Celebrity chef Wolfgang Puck has opened a new restaurant in Disney Springs, offering guests a “laid-back Californian dining experience.”
The new Wolfgang Puck Bar and Grill opened with little advance notice on Monday. It’s the fourth U.S. location for his modernized take on the “bar and grill,” and his second attempt at table service dining at Disney Springs, following the closure of the Wolfgang Puck Grand Cafe in August 2017.
“We are very excited to be returning to Disney Springs with the Bar & Grill concept,” Puck said in a news release. “The restaurant is a perfect fit for the area and we look forward to bringing our cuisine to locals and all of the visitors to this area as well.
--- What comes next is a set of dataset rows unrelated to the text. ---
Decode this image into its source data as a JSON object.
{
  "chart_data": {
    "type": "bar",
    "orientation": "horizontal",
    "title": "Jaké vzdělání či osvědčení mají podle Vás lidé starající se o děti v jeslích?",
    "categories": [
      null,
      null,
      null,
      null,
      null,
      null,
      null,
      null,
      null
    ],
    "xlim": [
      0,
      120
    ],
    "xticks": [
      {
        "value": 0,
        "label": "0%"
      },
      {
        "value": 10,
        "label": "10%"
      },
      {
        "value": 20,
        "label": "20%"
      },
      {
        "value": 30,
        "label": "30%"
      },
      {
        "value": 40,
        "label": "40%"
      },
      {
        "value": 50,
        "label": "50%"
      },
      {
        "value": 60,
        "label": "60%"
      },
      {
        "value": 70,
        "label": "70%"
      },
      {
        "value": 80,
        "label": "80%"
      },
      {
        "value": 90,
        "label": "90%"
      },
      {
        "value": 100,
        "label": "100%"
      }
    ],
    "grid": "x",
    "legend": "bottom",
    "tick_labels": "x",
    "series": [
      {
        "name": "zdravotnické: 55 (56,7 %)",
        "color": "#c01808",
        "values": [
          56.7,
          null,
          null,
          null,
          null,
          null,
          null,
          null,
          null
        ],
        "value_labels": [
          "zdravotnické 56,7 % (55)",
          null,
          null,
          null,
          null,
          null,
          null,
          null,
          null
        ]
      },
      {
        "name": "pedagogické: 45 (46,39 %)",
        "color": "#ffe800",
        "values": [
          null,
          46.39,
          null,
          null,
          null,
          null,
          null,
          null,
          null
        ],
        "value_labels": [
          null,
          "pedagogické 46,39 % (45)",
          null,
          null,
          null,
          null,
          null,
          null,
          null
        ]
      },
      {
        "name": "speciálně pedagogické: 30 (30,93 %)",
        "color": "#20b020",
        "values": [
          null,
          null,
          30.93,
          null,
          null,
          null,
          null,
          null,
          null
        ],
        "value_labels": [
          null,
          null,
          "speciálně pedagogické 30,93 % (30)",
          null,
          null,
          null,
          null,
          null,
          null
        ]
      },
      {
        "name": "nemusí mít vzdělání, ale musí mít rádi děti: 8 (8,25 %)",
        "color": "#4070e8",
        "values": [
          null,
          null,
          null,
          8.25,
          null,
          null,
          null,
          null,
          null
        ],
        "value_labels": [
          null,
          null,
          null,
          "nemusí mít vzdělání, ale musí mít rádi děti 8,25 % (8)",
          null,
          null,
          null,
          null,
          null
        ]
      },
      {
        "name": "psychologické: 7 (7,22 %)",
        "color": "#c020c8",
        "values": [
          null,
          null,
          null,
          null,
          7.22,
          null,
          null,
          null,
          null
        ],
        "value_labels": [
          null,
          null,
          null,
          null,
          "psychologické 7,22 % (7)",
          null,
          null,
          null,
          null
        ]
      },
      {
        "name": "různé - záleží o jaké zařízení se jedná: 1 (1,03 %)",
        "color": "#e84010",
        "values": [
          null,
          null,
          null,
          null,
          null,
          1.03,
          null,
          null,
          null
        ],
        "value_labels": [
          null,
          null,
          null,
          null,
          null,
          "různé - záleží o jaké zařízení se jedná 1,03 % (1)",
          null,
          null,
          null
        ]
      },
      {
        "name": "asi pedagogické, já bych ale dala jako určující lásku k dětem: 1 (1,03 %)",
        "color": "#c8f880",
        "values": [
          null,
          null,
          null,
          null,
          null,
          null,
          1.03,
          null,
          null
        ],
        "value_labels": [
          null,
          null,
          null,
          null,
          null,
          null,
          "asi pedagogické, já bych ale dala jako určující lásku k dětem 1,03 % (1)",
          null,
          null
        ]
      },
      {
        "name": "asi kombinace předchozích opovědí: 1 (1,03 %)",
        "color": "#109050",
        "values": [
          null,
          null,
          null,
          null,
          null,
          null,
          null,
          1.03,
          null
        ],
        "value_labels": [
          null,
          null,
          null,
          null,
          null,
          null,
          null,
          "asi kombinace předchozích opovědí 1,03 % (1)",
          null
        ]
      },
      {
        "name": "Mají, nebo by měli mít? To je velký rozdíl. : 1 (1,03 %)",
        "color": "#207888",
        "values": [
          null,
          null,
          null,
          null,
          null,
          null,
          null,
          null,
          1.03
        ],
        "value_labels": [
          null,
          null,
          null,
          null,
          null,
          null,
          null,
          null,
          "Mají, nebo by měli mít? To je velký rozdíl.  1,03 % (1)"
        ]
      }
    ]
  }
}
My team and our partners all have something fresh to introduce and we cannot wait to see it flourish.”
The 250-seat restaurant across from the Planet Hollywood in Disney Springs had been hidden behind construction walls as late as last week.
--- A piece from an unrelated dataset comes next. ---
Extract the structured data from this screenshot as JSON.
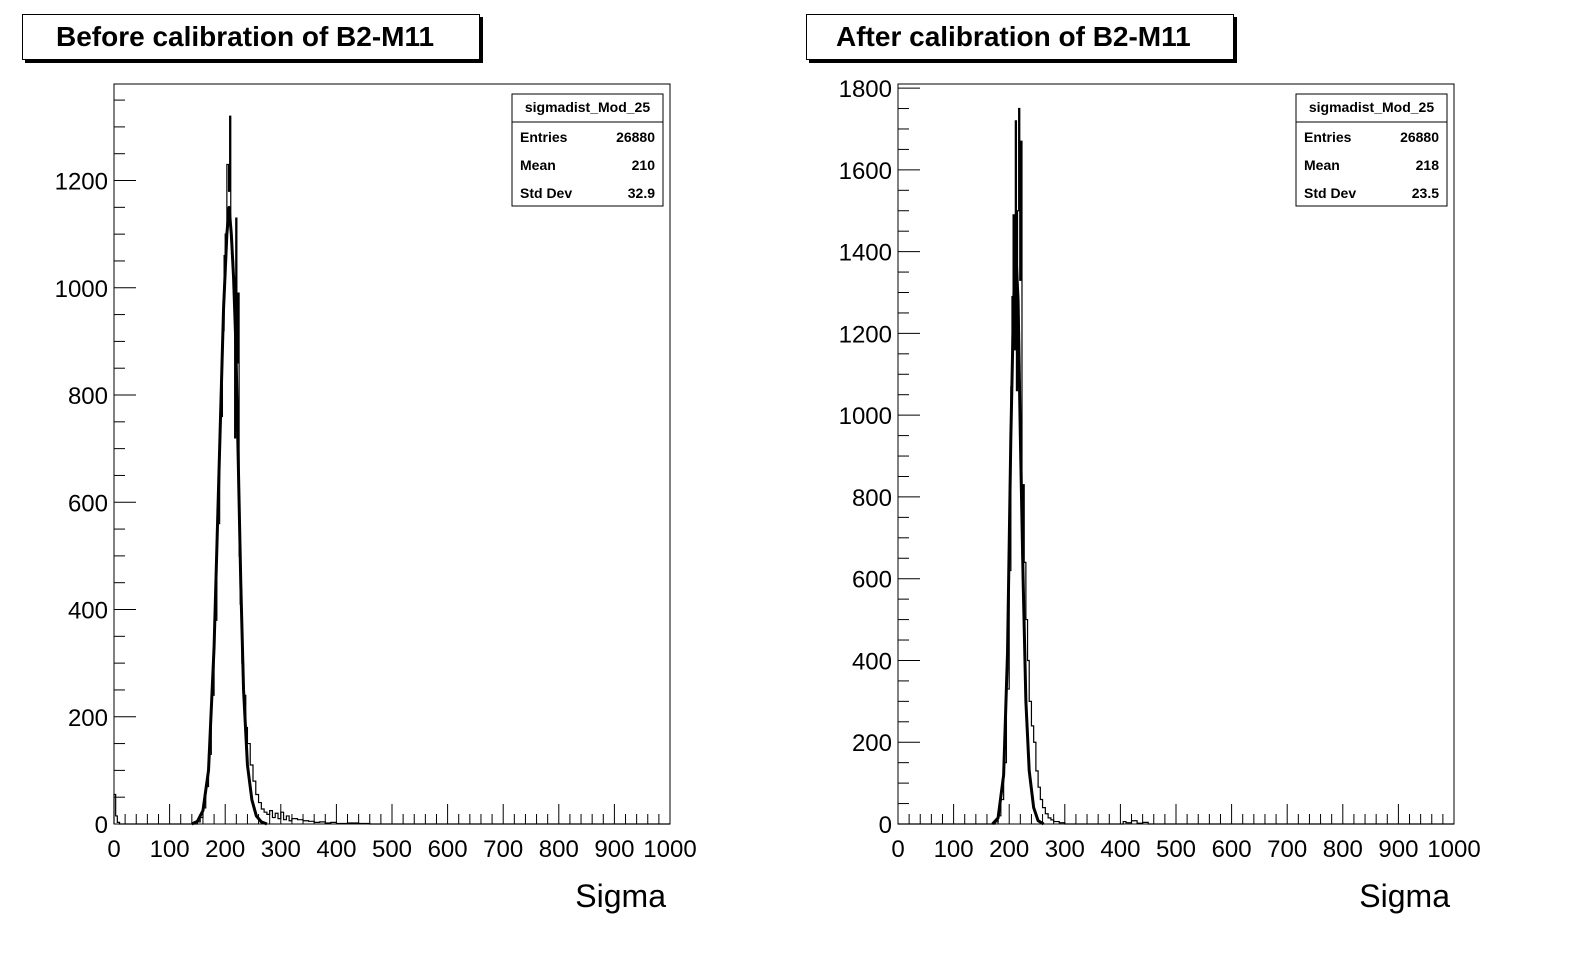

The menu ranges from BBQ shrimp and fennel sausage pizzas for lunch to a dinner menu featuring lasagna, sea bass and red snapper. The highest-priced entree on the menu is a $84, a 32-ounce Porterhouse steak for two.
The new restaurant, open from 11 a.m. to 11 p.m. Sunday through Thursday and from 11 a.m. to midnight on Fridays and Saturdays, will feature a full-service bar and a walk-up window where guests can quickly order pastries and gelato.
It joins other celebrity-driven locations in the West Side section of Disney Springs, such as Food Network host Guy Fieri’s Chicken Guy. The area will also be home to City Works Eatery & Pour House when it opens in summer 2019.
Puck has a history with Disney theme parks — and not always a positive one.
The 2001 opening of Disney’s California Adventure in Anaheim featured his Avalon Cove restaurant, which was expected to be one of the biggest draws in fine dining for any theme park. But the crowds failed to materialize, with the park averaging only 4,500 guests per day, far less than the 19,000 Disney predicted. With attendance further dampened by the downturn in tourism following the September 11th attacks, Puck pulled out of the restaurant in October of that year, just eight months after it opened.